Vão para a universidade mal sabendo ler e escrever e muitas vezes sem sequer conhecerem as quatro operações. Saem dela sem proveito palpável.

Entretanto, habituam-se a passar a noite em discotecas e noutros proficientes locais de aquisição interdisciplinar do conhecimento, até às cinco ou seis da manhã.

Como não aprenderam nada digno desse nome e não têm referências identitárias, nem capacidade de elaboração intelectual, nem competência profissional, a sua contribuição visível para o progresso do país consiste no suculento gáudio de colocarem Portugal no fim de todas as tabelas.

Capricham em mostrar que o "bom selvagem" afinal existe e é português.

A sua capacidade mais desenvolvida orienta-se para coisas como o Rock in Rio ou o futebol. Estas são as modalidades de participação colectiva ao seu alcance e não requerem grande esforço (do qual, aliás, estão dispensados com proficiência desde a instrução primária).

Contam com o extremoso apoio dos pais, absolutamente incapazes de se co-responsabilizarem por uma educação decente, mas sempre prontos a gritar “aqui D’el-rei!”contra a escola, o Estado, as empresas, o gato do vizinho, seja o que for, em nome dos intangíveis rebentos.
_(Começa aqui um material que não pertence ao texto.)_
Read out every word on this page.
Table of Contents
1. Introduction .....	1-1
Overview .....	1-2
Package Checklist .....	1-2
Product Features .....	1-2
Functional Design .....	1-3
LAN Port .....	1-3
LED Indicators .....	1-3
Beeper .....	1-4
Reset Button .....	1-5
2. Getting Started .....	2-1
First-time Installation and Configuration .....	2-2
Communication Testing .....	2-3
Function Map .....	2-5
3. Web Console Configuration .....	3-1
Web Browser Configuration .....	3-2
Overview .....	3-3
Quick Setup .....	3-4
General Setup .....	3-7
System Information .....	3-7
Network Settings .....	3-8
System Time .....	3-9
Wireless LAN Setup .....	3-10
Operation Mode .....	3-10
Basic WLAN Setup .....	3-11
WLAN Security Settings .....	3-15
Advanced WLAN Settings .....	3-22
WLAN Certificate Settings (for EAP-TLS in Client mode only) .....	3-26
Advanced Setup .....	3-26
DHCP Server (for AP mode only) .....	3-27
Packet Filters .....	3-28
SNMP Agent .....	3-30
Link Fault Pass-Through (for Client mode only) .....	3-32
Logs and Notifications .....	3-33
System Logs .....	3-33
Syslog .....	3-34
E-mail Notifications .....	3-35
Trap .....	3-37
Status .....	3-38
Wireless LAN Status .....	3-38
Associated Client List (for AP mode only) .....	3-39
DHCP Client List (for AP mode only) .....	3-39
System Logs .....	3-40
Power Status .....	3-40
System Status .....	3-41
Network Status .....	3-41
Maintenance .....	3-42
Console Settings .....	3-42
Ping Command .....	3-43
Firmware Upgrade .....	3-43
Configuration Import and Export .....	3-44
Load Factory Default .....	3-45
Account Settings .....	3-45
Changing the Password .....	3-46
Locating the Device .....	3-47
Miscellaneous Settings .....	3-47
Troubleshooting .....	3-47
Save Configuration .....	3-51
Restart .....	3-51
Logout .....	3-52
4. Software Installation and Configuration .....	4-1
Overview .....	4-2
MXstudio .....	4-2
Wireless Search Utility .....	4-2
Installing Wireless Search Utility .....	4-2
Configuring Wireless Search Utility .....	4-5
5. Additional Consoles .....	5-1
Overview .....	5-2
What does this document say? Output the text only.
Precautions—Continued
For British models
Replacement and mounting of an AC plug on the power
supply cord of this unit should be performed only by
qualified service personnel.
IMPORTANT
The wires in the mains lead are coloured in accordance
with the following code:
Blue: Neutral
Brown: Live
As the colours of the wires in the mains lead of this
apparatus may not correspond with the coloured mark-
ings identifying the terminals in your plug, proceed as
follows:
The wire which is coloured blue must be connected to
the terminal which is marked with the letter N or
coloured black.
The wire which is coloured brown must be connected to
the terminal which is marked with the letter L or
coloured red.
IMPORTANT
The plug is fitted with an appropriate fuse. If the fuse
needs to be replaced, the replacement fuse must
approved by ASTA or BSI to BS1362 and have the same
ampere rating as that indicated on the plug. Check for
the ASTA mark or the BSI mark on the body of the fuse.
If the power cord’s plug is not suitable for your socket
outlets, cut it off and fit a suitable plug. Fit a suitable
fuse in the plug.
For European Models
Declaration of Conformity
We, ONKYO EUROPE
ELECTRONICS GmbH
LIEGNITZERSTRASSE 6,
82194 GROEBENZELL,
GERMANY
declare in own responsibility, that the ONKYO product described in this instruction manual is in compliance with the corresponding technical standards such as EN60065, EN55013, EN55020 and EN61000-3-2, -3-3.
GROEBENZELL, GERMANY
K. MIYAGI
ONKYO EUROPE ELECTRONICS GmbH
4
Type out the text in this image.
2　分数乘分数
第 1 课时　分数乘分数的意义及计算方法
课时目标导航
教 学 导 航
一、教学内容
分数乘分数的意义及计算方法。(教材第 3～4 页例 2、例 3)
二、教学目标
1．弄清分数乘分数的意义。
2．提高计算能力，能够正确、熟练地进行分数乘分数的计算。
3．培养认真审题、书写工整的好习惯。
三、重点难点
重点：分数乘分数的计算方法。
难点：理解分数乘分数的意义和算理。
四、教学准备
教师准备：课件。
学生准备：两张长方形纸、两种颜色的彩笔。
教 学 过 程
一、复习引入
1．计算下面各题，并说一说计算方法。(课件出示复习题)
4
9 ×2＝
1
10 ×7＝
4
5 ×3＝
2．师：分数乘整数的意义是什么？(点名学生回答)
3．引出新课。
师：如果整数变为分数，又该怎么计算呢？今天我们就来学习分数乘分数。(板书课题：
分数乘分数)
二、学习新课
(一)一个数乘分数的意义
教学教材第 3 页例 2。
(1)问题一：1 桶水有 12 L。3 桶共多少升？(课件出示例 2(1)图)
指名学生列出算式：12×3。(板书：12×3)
Mas o futuro é risonho e é por tudo o que antecede que podemos compreender o insubstituível papel de duas figuras como José Mourinho e Luiz Felipe Scolari.

Mourinho tem uma imagem de autoridade friamente exercida, de disciplina, de rigor, de exigência, de experiência, de racionalidade, de sentido do risco.
Este conjunto de atributos faz ganhar jogos de futebol e forma um bloco duro e cristalino a enredomar a figura do treinador do Chelsea e o seu perfil de *condottiere* implacável, rápido e vitorioso. Aos portugueses não interessa a dureza do seu trabalho, mas o facto de "ser uma máquina" capaz de apostar e ganhar, como se jogasse à roleta russa.

Scolari tem uma imagem de autoridade, mas temperada pela emoção, de eficácia, mas temperada pelo nacional-porreirismo, de experiência, mas temperada pela capacidade de improviso, de exigência, mas temperada pela compreensão afável, de sentido do risco, mas temperado por um realismo muito terra-a-terra. É uma espécie de tio, de parente próximo que veio do Brasil e nos trata bem nas suas rábulas familiares, embora saiba o que quer nos seus objectivos profissionais.

Ora, depois de uns séculos de vida ligada à terra e de mais uns séculos de vida ligada ao mar, chegou a fase de as novas gerações portuguesas viverem ligadas ao ar, não por via da aviação, claro está, mas porque é no ar mais poluído que trazem e utilizam a cabeça e é dele que colhem a identidade, a comprazer-se entre a irresponsabilidade e o espectáculo.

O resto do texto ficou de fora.